Browser Equality Might Actually Come Soon to Europe

For awhile now, Europe has finally been trying to get things straight with Microsoft, who has been monopolizing browser market for as long as we can remember.

The EU’s antitrust case, which kicked off last January, had been sparked by complaints filed by Opera in December 2007, when the Norwegian browser maker accused Microsoft of shielding IE from real competition by bundling it with Windows. To level the playing field, the commission wants Microsoft to let consumers decide which browser they use.

I think it’s fair to say that operating system manufacturers including Microsoft, Linux, and others, should now include options for computer users to select their own browser.
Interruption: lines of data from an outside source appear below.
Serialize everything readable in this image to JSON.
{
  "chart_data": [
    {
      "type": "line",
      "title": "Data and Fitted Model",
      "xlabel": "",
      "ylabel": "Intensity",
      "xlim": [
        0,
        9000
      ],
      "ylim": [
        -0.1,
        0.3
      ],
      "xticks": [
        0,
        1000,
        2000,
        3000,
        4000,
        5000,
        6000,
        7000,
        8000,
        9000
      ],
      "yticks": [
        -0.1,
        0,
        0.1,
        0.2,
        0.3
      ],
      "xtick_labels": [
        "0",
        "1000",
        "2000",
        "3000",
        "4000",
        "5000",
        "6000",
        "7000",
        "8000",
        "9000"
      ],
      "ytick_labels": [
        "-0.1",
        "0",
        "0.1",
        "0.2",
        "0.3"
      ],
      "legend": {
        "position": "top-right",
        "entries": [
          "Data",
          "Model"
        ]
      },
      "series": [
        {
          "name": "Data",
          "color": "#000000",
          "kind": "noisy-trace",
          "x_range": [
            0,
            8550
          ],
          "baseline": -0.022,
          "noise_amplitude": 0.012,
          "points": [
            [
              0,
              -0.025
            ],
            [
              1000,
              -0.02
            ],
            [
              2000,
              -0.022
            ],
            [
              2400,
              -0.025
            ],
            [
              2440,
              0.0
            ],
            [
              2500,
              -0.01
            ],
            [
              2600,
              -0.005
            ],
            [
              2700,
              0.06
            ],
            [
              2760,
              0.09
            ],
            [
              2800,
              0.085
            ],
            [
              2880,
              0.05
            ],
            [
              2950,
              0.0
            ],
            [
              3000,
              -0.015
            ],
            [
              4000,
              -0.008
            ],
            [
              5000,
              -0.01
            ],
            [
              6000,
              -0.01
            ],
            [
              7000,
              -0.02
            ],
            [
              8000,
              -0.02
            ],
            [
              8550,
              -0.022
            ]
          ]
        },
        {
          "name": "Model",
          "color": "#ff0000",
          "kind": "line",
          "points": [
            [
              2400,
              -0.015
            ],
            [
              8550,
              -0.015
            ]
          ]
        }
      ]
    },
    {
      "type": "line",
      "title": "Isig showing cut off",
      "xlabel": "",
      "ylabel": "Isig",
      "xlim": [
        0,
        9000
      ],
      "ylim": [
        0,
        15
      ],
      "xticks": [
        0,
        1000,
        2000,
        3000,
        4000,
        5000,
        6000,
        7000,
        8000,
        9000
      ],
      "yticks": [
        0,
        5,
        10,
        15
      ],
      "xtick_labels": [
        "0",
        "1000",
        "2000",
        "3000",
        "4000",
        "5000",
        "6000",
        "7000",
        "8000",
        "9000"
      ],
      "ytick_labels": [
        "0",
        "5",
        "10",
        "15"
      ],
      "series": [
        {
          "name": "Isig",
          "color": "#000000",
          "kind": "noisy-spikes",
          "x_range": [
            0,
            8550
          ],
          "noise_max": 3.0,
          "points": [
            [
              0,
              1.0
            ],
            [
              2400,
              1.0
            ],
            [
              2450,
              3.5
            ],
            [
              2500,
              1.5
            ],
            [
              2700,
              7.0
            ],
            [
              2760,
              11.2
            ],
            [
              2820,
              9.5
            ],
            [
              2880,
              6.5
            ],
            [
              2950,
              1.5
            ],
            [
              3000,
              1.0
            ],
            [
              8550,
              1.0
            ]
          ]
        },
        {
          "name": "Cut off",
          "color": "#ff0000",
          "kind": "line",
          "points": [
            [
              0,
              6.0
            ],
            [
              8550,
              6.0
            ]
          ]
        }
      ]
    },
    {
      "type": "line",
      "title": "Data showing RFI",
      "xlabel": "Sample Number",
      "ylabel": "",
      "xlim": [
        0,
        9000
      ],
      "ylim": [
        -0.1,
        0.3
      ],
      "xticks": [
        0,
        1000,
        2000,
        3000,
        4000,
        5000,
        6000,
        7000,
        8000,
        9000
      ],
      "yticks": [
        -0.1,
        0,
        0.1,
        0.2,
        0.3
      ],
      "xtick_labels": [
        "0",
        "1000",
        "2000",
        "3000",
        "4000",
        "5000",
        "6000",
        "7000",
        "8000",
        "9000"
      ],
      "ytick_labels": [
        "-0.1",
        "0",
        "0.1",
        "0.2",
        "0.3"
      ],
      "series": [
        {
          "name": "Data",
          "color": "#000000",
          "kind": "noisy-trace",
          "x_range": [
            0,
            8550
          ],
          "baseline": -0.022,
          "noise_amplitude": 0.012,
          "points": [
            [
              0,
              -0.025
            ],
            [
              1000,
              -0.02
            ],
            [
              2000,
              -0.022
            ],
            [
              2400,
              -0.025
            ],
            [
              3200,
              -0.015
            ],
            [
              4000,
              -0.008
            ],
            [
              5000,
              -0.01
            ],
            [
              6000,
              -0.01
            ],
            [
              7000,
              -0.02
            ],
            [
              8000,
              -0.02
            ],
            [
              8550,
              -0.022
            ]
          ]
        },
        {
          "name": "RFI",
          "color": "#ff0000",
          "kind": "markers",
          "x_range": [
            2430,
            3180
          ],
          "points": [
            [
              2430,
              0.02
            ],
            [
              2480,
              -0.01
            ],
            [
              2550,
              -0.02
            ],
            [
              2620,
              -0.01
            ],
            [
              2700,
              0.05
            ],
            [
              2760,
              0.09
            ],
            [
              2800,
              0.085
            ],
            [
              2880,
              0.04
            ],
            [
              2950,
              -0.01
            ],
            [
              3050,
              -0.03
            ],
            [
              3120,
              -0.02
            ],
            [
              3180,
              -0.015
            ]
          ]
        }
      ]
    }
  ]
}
For example, every time I get a new Windows computer or install Windows, the first thing I do is to install Mozilla Firefox and Google Chrome while dumping Internet Explorer.  That sorta gets annoying and to think others who are not computer-competent (those who don’t know how to download and install new browsers) are our stuck with Microsoft’s proprietary technology makes me mad.  And think of the additional benefits of not using vulnerable IE such as not getting worms and the chances of your computer being hacked decreasing.

Of course, this is only the case in Europe.   At best, this is not likely to happen overnight in other parts of the world including Asia and here in America. (where it really needs to happen)

I do highly like the idea of randomizing the browsers, that will make fair play for the browser market.

Hakon Wium Lie, Opera’s chief technology officer, agreed with Mozilla that randomizing the browsers on the ballot would be a better solution than Microsoft’s original idea, which was to list them alphabetically by maker, a move that would put Apple’s Safari in the preferred left-hand position. “Alphabetizing would just lead to opportunistic naming,” Lie said in early November. “We could call ourselves AAA Browser Maker and get the first spot.”

Still, too many people in the world have familiarized themselves with IE (as a result of Microsoft’s monopoly) and I don’t think it’s a fair game unless we take IE out completely for as long as they have taken out the competition.